Following Scott Brown’s victory in the Massachusetts’ Senate race, there has been much speculation on whether health care reform is dead. General consensus is that reform is not dead, but that the brand of reform being championed by Democrats is too partisan and flawed to be enacted, especially now, as Scott Brown gives the Republicans another needed vote in the Senate.
For health care reform to be achieved, our government needs to be bold and offer new ideas, rather than simply rehash old ones. According to Robert E. Moffit, director of the Center for Health Policy Studies at the Heritage Foundation, “very little in the Obama health plan is new or original. Many of its policy initiatives are recycled from the ill-fated Clinton health plan of 1993 and the Kerry health plan of 2004 and strongly resemble a detailed proposal by the Commonwealth Fund, a prominent liberal think tank.”
Elizabeth MacDonald of Fox Business News outlines some ideas for health care reform that didn’t make the cut in President Obama’s plan:
Tort Reform – In last year’s meeting with the American Medical Association (AMA), President Obama stated, much to the chagrin of his audience, that he does not advocate “caps on malpractice awards.” The AMA estimates that medical malpractice costs and defensive medicine (ordering extra, unnecessary tests for fear of being otherwise sued for negligence) costs upwards of $200 billion each year. Certain states, including Texas, have taken it upon themselves to curb these costs. From the Fox Business article:
Texas voters approved a constitutional amendment in 2003 capping damage awards in medical malpractice lawsuits. In turn, doctors are swarming to Texas, swelling the ranks of specialists at Texas hospitals and bringing professional health care to some long-underserved rural areas, reports the New York Times. All but 15 states have adopted some limits on medical damage awards, according to the National Conference of State Legislatures. But Texas went further than many states. Malpractice insurance premiums dropped an average of 21.3% annually since reform.

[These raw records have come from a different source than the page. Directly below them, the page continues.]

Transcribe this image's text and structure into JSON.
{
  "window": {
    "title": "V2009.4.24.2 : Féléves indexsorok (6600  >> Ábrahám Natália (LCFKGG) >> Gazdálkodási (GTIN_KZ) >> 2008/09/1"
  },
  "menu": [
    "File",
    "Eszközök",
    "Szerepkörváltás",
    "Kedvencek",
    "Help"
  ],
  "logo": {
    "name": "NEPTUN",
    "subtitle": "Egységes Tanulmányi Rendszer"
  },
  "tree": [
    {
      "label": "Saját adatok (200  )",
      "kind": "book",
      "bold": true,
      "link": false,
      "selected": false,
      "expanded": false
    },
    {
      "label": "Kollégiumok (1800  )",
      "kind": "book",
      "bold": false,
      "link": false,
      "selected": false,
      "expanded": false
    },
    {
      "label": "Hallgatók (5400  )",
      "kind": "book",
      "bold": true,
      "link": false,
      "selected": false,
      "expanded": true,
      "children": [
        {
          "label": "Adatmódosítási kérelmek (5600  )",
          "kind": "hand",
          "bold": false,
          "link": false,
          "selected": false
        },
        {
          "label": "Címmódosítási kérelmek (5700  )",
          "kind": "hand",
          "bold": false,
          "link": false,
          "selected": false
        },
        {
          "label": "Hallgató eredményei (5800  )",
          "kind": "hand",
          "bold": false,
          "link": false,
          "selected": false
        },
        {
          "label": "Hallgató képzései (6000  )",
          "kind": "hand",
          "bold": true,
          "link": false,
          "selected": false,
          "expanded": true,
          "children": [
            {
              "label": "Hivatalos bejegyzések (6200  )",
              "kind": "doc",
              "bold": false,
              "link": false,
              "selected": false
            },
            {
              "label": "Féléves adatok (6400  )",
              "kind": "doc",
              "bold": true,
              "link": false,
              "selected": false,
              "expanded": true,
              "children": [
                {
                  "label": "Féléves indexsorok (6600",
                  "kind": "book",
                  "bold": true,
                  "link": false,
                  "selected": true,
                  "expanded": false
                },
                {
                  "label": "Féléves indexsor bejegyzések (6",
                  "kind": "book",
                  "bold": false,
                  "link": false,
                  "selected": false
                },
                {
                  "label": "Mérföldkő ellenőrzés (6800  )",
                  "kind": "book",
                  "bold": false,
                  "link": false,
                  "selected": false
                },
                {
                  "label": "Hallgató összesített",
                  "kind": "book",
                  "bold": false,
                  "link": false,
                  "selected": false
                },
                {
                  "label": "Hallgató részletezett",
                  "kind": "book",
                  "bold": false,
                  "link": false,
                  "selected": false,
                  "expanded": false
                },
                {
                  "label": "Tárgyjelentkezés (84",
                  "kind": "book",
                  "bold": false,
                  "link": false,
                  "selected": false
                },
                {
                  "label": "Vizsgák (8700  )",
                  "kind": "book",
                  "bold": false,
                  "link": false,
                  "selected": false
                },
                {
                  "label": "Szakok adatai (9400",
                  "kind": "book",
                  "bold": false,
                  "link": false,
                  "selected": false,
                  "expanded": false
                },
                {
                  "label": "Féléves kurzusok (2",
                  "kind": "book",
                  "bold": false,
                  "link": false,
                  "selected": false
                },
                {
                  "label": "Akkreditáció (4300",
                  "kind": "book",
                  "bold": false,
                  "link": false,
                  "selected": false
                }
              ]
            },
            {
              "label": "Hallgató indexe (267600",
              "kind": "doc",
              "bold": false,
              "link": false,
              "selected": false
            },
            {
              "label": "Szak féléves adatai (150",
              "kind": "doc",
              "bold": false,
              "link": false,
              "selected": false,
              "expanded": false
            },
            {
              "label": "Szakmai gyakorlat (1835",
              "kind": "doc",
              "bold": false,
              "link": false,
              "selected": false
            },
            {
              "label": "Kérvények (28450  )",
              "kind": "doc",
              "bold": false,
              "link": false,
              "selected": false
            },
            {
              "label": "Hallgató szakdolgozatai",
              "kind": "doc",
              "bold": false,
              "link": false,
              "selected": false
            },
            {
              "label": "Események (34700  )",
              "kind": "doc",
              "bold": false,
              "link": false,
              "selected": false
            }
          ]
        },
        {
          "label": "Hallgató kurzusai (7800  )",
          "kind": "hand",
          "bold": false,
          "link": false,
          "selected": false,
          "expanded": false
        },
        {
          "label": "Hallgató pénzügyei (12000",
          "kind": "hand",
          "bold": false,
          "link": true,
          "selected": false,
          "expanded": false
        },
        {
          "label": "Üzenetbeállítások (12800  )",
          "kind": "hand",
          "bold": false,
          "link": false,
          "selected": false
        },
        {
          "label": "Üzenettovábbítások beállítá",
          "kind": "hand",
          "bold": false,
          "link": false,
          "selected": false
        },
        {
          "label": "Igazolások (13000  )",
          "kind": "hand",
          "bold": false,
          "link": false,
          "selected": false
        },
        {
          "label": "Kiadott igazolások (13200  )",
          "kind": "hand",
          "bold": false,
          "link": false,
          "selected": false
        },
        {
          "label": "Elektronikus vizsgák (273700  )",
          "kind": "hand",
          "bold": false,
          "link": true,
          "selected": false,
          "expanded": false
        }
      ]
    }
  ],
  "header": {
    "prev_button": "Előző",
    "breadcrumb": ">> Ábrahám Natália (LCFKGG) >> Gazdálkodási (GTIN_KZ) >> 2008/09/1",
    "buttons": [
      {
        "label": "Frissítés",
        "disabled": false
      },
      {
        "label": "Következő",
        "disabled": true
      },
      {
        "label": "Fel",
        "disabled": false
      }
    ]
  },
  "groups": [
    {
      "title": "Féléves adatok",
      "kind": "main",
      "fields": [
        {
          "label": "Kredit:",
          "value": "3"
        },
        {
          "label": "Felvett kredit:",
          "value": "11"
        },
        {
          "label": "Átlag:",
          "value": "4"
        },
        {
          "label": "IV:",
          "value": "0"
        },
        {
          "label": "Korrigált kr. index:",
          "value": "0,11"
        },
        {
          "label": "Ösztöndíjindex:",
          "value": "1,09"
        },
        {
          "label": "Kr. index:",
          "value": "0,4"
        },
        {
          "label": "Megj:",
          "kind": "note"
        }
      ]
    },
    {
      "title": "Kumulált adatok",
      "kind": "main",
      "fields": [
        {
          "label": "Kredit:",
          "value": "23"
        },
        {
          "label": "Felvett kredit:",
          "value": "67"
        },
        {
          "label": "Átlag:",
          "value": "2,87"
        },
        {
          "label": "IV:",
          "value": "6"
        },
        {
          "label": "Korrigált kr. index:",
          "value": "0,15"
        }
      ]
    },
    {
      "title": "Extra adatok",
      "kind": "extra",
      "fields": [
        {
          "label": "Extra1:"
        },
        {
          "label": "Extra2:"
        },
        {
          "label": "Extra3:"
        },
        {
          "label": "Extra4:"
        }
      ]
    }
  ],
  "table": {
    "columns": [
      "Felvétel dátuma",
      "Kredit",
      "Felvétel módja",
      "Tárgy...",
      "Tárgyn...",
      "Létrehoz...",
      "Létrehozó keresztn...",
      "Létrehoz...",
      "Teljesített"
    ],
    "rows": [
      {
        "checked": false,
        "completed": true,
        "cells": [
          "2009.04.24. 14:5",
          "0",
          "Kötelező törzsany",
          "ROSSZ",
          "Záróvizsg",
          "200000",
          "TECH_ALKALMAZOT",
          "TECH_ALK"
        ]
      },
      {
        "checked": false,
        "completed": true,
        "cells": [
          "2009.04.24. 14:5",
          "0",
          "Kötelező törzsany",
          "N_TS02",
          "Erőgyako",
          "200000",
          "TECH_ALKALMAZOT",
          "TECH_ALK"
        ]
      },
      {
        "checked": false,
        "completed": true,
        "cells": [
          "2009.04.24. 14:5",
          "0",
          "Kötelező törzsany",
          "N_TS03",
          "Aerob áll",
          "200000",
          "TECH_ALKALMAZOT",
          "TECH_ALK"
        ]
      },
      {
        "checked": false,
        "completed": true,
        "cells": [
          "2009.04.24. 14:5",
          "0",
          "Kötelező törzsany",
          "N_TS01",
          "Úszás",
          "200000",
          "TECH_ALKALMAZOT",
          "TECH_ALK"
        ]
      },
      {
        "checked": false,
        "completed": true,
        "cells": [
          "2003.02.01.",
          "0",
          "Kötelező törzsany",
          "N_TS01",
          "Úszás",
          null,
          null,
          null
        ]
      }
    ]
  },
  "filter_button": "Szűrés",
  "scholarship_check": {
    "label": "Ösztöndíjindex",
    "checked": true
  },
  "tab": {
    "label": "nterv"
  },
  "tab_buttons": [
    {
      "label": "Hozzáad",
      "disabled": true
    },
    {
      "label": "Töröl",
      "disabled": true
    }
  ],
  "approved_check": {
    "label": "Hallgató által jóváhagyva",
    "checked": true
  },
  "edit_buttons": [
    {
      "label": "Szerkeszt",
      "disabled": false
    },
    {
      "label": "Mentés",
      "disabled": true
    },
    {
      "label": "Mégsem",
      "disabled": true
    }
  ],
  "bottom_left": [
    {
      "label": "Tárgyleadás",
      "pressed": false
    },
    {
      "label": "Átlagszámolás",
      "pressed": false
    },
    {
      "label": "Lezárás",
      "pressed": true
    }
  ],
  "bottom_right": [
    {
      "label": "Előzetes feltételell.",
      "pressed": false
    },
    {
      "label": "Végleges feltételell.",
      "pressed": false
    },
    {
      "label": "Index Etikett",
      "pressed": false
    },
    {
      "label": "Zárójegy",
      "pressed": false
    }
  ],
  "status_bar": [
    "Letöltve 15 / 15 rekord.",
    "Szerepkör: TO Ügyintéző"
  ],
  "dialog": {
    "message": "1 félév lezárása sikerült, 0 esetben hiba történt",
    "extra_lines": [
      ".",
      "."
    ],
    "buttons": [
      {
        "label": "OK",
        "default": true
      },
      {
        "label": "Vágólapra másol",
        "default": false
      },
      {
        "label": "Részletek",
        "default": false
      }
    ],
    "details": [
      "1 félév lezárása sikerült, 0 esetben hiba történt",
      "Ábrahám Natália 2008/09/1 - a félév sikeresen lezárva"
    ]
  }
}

Less costly insurance premiums for doctors can lead to cheaper Texas health insurance premiums for consumers.
Interstate Competition – An interstate market in health insurance would deliver more competition than a public option. If the insurer’s monopoly were broken and people were allowed to buy insurance across state lines, as they are with auto insurance and life insurance, costs would decrease as competition increases.

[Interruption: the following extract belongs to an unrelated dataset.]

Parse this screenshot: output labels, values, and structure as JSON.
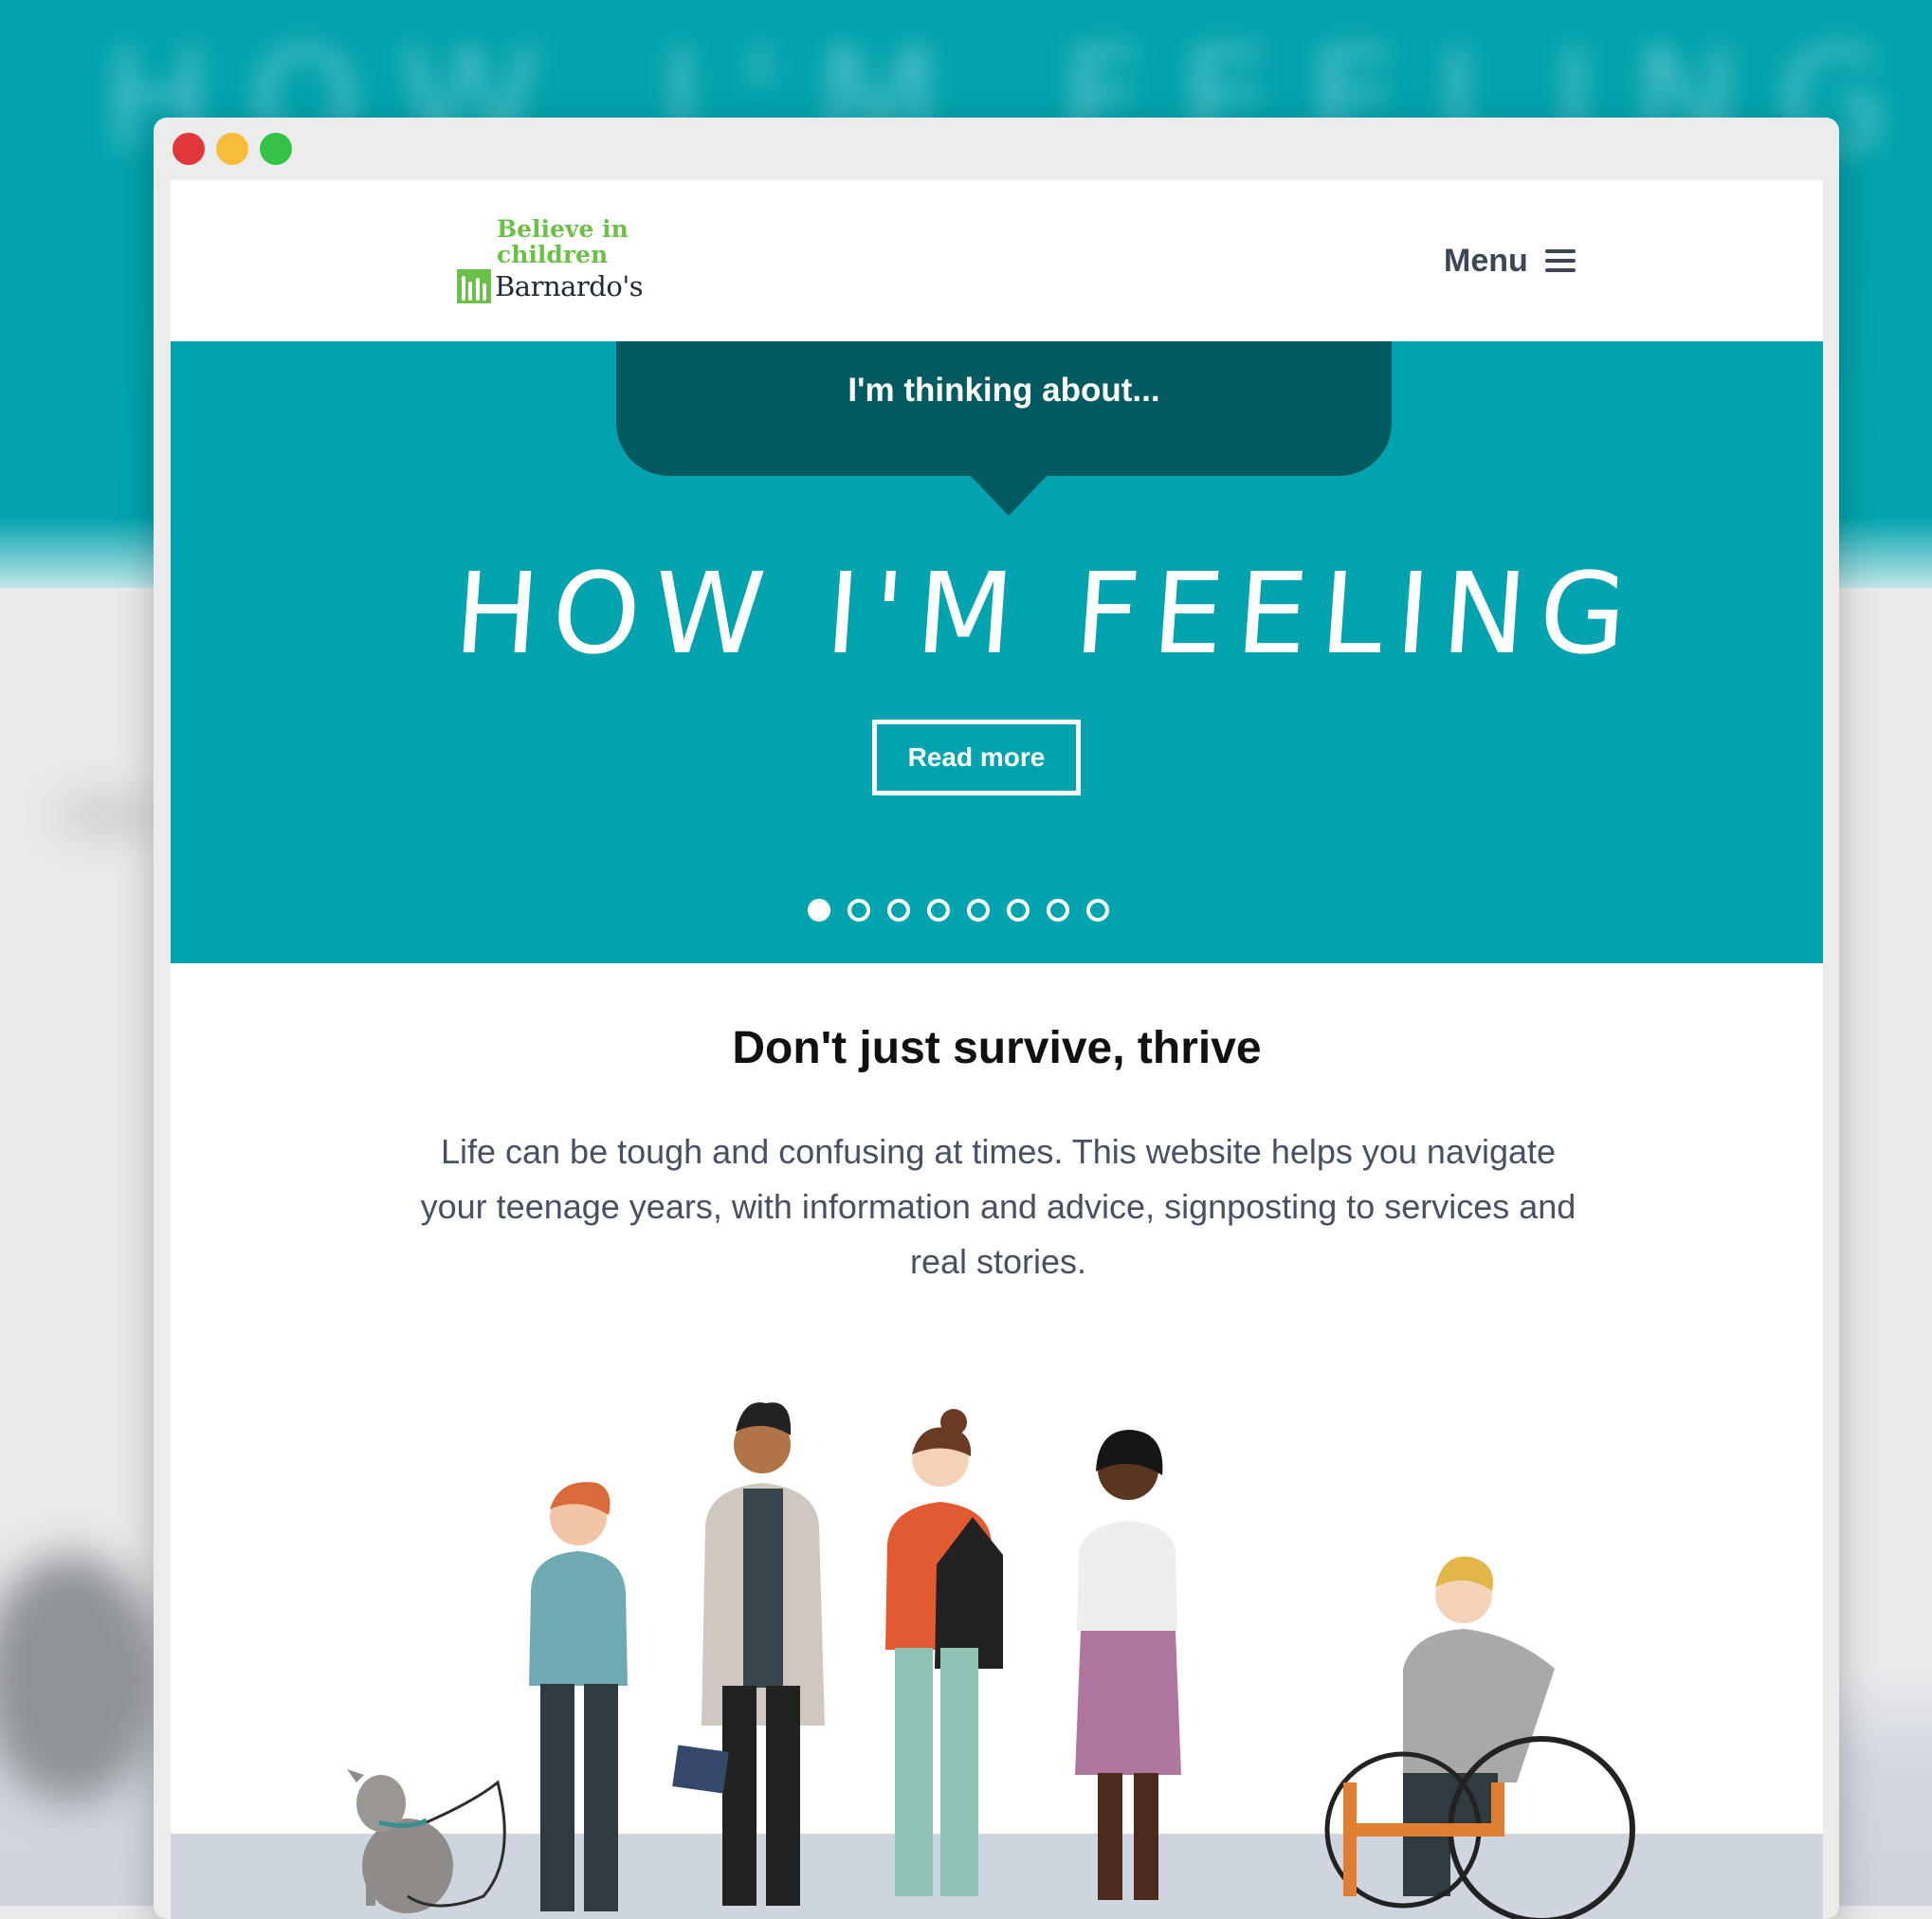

State-Based Reform – Because states face varying degrees of health care costs and uninsured citizen rates, health reform won’t work as a federal, one-size-fits-all solution. A federal-state partnership would allow states to devise a health reform plan that works for them.”
As Elizabeth MacDonald states, “health reform is not dead. There are bipartisan ideas out there to fix it. And that means to enact reform, the only route out is the bipartisan way.” It’s time for elected officials to stop pursuing an agenda so extreme and flawed that it takes a supermajority of one party to pass it.